“Dieci storie quasi vere” Daniela Gambaro Nutrimenti

 

“Il mondo è pieno di cose che si compiono in automatico, seguendo una procedura ormai acquisita e ripetitiva, e che hanno conseguenze inaspettate, più o meno gravi.”

 

“Dieci storie quasi vere”, pubblicato da Nutrimenti, evidenzia ed ingigantisce gesti e abitudini che diamo per scontati.

Rilegge un ricordo, un’ossessione, un viaggio cercando di cogliere l’inatteso.

Quel misterioso evento che permettere di svelare la linea sottile tra felicità e infelicità,  dolore e gioia.

Racconti che all’apparenza sembrano quotidiane rappresentazioni di esistenze normali, ma installano il dubbio che qualcosa non procede secondo la rete ordinata di giorni uguali.

La delusione nel non ritrovare più l’innocente complicità dell’infanzia, l’insoddisfazione di una moglie, la passione per i nativi d’America: piccole bolle che non riescono a galleggiare in superficie.

Restano come frammenti sparsi che vorrebbero andare, senza direzione.

“Forse scoprirò un nuovo modo di sorprendermi…”

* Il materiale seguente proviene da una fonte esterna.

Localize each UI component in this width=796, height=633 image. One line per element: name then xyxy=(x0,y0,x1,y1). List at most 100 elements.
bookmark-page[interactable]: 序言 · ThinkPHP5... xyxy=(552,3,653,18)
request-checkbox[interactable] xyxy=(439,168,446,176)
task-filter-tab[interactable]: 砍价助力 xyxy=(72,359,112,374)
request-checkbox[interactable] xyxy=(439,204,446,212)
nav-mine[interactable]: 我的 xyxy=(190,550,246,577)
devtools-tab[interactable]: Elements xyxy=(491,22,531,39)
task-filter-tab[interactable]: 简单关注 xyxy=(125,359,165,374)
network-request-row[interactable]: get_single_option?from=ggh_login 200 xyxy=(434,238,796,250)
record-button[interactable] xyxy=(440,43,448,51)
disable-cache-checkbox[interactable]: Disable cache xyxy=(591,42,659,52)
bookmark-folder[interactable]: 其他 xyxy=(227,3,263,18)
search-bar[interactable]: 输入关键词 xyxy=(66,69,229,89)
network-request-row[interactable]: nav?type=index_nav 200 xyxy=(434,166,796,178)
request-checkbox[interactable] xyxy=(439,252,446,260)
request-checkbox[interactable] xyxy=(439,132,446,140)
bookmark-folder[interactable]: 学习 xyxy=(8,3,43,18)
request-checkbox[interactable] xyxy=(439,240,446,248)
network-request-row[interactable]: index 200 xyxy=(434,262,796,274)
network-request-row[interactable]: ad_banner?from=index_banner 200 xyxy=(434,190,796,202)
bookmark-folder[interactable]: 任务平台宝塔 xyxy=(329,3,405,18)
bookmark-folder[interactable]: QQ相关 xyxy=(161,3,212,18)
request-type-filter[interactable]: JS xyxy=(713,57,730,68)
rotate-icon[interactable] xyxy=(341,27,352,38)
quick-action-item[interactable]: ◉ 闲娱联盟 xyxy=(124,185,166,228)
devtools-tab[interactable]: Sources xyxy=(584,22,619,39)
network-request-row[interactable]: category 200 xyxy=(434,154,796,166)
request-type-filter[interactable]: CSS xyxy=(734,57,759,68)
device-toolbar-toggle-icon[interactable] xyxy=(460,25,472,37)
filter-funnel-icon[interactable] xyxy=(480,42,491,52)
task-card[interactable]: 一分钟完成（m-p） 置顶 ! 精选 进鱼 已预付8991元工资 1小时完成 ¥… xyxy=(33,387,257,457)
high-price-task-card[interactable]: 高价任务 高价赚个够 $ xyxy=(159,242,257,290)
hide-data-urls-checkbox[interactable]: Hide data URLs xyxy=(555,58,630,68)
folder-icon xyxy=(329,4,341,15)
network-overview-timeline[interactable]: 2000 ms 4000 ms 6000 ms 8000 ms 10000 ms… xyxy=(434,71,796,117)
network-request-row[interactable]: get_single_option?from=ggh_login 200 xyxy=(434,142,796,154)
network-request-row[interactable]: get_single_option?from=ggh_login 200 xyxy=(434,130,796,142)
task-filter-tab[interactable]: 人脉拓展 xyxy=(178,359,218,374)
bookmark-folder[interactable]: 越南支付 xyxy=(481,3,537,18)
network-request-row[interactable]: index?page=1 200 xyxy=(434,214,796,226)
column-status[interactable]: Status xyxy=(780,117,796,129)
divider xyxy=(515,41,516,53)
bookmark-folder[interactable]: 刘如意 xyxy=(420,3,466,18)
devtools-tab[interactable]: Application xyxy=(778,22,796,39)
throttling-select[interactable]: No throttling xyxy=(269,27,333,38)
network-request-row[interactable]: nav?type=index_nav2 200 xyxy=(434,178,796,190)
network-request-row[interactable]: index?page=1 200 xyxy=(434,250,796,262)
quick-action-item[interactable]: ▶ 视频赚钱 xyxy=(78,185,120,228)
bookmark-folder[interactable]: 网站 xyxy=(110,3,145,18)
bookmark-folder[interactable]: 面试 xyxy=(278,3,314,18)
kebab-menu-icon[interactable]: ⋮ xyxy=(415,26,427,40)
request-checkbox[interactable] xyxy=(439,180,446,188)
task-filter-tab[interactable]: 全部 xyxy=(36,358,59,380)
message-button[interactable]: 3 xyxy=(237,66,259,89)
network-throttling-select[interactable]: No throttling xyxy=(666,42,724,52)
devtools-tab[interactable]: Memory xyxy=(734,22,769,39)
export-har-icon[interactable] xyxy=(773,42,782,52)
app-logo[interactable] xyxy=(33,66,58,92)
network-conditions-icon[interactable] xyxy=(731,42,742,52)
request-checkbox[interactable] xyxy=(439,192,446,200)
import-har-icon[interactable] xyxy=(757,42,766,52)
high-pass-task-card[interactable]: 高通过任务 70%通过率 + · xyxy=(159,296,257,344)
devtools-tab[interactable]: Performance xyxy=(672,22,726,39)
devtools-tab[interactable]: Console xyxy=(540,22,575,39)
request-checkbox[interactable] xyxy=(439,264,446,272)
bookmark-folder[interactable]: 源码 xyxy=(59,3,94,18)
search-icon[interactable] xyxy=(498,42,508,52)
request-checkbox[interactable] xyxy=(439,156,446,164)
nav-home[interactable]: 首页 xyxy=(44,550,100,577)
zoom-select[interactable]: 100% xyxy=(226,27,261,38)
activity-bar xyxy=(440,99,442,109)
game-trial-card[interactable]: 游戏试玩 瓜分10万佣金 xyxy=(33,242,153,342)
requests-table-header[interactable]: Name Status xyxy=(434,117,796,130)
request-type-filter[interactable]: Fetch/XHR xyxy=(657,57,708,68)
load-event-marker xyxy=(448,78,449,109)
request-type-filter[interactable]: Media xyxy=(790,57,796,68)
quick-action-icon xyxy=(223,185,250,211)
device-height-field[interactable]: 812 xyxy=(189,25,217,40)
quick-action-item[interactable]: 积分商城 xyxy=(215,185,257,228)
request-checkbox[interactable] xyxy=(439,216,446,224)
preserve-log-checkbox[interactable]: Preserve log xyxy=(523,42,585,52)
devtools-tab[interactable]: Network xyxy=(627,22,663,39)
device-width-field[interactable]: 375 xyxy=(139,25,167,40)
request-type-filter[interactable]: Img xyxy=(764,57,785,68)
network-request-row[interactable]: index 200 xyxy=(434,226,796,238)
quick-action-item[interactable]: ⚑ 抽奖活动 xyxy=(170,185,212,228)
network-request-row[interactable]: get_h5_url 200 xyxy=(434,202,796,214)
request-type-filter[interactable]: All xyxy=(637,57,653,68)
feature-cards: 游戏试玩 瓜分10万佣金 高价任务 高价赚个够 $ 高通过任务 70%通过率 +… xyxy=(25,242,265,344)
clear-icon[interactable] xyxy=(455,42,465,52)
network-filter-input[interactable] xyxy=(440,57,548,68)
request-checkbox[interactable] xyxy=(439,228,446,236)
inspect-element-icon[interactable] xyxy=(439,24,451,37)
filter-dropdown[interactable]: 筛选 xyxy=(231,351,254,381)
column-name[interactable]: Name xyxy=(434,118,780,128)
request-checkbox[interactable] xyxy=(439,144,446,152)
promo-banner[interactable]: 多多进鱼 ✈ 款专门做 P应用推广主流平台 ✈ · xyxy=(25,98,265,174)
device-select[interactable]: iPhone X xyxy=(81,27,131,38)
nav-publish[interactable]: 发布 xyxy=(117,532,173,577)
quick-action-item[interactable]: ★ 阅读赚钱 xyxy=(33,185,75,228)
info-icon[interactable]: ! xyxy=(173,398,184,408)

La raccolta, finalista ad Premio Calvino 2019, dove ha ottenuto la menzione speciale, intacca la normalità, mostra le fragilità e le solitudini.

La paura di essere madre, la colpa per un errore fatale, la distanza tra genitori e figli sono narrati con semplicità e al contempo con un’osservazione dilatata sui dettagli emotivi.

L’esordio narrativo di Daniela Gambaro convince perchè ha una voce diretta, un parafrasare veloce e arguto.

“Una stanza in più” non è solo il titolo di uno dei racconti, è il luogo dove potremo finalmente abitare.

“Bianca, pulita e vuota: gravida di attesa.

Era uno spazio rilassante, dove si poteva portare una sedia e rimanere seduti senza capire quanto tempo fosse passato da quando le palpebre si erano chiuse.”

Mostrarci a noi stessi e agli altri senza maschere ingombranti.

Noi abbracciati stretti alle luci improvvise che scompongono il buio.